Home > EDITOR'S CHOICE > PPKM Darurat Vs Harus “Dipaksa”

PPKM Darurat Vs Harus “Dipaksa”

                                                                  Oleh: Pudjo Rahayu Risan

Kita semua paham Pemerintah Pusat sudah mengambil kebijakan diterapkannya Pemberlakuan Pembatasan Kegiatan Masyarakat (PPKM) Darurat untuk Jawa dan Bali. Kebijakan ini diberlakukan mulai 3 Juli 2021 hingga 20 Juli 2021. Bahkan diperpanjang lagi sampai 2 Agustus 2021.

Sejak 12 Juli 2021 ada penambahan 15 kabupaten dan kota diluar Jawa – Bali yang diputuskan PPKM Darurat. Adapun 15 Kabupaten/Kota yang dimaksud meliputi Kota Tanjung Pinang, Kota Singkawang, Kota Padang Panjang, Kota Balikpapan, Kota Bandar Lampung, Kota Pontianak, Manokwari, Kota Sorong, Kota Batam, Kota Bontang, Kota Bukittinggi, Berau, Kota Padang, Kota Mataram, dan Kota Medan.
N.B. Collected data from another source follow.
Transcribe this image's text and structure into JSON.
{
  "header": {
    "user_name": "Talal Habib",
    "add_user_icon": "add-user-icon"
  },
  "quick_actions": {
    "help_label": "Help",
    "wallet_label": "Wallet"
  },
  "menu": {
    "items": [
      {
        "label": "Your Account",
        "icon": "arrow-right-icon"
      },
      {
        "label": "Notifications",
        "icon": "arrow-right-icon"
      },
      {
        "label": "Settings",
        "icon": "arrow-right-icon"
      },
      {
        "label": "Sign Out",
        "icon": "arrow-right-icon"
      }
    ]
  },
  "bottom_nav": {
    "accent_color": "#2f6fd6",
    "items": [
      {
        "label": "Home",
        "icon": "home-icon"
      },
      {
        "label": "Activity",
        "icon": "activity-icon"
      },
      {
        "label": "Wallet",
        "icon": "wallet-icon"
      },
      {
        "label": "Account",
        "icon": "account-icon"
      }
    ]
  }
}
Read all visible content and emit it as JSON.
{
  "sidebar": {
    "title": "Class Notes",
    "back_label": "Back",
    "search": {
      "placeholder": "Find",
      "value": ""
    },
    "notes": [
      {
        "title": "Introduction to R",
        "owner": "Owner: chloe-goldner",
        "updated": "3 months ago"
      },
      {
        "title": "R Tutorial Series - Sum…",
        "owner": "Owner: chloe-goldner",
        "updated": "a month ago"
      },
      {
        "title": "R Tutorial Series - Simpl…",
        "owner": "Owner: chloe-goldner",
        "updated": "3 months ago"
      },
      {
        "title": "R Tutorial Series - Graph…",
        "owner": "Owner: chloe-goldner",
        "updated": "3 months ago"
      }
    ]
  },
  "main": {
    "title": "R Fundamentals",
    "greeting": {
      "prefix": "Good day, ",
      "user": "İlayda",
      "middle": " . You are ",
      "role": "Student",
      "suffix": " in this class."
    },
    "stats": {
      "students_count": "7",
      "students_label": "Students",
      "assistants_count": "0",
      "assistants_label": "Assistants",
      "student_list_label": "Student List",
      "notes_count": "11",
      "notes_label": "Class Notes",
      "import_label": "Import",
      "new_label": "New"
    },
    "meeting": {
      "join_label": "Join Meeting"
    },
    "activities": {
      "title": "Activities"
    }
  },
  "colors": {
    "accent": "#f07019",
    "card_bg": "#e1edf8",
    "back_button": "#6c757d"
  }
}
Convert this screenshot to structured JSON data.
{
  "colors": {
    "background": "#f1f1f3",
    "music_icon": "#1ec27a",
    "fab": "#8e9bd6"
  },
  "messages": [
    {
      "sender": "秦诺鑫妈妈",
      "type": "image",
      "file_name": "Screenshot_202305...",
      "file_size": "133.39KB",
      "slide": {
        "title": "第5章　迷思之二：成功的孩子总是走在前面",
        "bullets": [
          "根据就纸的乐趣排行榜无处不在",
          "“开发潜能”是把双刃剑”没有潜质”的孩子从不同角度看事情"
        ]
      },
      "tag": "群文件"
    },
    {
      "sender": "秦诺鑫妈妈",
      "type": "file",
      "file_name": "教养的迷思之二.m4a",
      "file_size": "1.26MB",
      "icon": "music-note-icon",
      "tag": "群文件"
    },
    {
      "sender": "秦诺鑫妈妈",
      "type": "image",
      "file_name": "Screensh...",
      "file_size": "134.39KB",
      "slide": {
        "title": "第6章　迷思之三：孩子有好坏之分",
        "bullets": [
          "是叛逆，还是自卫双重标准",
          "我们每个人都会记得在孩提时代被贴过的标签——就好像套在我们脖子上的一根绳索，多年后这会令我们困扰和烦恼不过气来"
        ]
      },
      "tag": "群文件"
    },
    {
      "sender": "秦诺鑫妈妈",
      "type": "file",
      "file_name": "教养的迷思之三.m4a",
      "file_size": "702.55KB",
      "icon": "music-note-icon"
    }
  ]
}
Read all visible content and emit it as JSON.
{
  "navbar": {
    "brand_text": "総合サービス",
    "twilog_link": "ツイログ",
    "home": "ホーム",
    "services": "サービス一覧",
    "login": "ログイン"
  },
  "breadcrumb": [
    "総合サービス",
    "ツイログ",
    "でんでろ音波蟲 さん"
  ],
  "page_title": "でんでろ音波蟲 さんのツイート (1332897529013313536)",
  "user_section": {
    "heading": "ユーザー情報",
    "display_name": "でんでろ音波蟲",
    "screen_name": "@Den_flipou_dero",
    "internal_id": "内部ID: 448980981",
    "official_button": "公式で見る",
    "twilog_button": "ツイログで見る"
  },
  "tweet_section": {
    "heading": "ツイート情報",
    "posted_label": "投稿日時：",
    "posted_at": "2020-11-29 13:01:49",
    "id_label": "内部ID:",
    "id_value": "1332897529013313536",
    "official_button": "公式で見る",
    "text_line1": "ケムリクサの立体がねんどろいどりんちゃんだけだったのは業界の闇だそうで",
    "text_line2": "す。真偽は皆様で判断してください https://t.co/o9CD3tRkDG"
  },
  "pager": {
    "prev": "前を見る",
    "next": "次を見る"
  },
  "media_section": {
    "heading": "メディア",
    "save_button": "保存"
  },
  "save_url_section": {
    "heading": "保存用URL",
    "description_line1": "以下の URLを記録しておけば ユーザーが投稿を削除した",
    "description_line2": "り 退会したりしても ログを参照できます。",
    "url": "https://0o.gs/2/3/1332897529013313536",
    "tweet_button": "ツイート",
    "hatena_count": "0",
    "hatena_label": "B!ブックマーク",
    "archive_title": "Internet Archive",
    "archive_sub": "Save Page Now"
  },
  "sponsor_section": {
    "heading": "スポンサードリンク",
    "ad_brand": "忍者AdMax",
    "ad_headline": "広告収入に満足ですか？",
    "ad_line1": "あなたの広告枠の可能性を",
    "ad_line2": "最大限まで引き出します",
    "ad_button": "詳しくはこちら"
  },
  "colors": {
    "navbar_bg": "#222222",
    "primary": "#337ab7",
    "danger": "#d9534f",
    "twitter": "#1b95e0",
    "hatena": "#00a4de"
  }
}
Namun apa yang terjadi dilapangan ternyata sulit sekali, terutama di kota kota besar. Penyekatan sepertinya diartikan sebagai mengurangi hak warga. Seperti sangat merepotkan. Sangat menjengkelkan. Bisa dilihat terutama dipintu-pintu penyekatan untuk tidak masuk kota. Atau jalan yang semula sepi tiba-tiba saja menjadi berjubel karena sercara bersamaan mencari jalan alternative.

Kesimpulan sementara membuat kebijakan untuk warga tetap dirumah saja sulit. Kita juga maklum kegiatan dan aktivitas masyarakat masih tetap berjalan.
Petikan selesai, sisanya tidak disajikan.